Colin took another few deep breaths, this time closing his eyes and inhaling through his nose and out his mouth. A cool breeze took hold of the nearby trees, causing leaves to swirl and eventually settle. Colin sighed, but just as he thought everything was back to normal, he noticed his bottle was smeared with fresh blood. It was real blood this time. Colin inspected his arms and saw he had cut his wrist, figuring it must have happened when he fell. The cut was merely a shallow flesh wound but the last thing he wanted was to leave his DNA evidence nearby the buried body.

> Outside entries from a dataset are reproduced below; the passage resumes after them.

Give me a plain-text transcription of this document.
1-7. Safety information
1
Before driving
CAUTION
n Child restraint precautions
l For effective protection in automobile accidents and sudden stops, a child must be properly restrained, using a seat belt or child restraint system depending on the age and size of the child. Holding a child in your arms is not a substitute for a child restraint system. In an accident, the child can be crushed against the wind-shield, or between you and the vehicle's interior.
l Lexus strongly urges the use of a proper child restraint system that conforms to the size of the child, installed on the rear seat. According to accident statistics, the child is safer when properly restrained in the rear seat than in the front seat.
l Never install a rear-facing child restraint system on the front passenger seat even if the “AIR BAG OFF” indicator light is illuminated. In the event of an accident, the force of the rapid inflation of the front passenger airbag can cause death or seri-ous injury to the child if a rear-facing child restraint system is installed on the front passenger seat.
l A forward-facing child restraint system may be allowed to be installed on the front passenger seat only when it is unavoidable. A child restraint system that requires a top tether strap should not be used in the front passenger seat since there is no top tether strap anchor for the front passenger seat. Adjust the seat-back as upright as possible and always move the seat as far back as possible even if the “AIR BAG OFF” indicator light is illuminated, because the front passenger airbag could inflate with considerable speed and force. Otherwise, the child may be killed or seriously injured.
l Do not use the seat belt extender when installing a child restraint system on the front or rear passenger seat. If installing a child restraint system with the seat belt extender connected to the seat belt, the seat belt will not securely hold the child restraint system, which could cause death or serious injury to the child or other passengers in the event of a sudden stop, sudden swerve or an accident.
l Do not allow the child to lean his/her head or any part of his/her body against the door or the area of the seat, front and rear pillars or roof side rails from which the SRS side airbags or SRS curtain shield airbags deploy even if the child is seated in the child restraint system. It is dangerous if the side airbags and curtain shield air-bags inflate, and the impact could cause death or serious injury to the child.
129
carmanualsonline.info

"Damn it!” Colin huffed out loud. He reached into his backpack and grabbed a roll of bandage and quickly wrapped it around the wound, securing it with the last piece of his heavy-duty strapping tape. He wiped his bottle with an old brown, withered towel he had packed and zipped up the rest of his belongings. He grabbed a few handfuls of leaves where he thought some of his blood might have spilled and stuffed them into the front pocket of his backpack. He looked around, briefly checking every angle before recommencing his journey.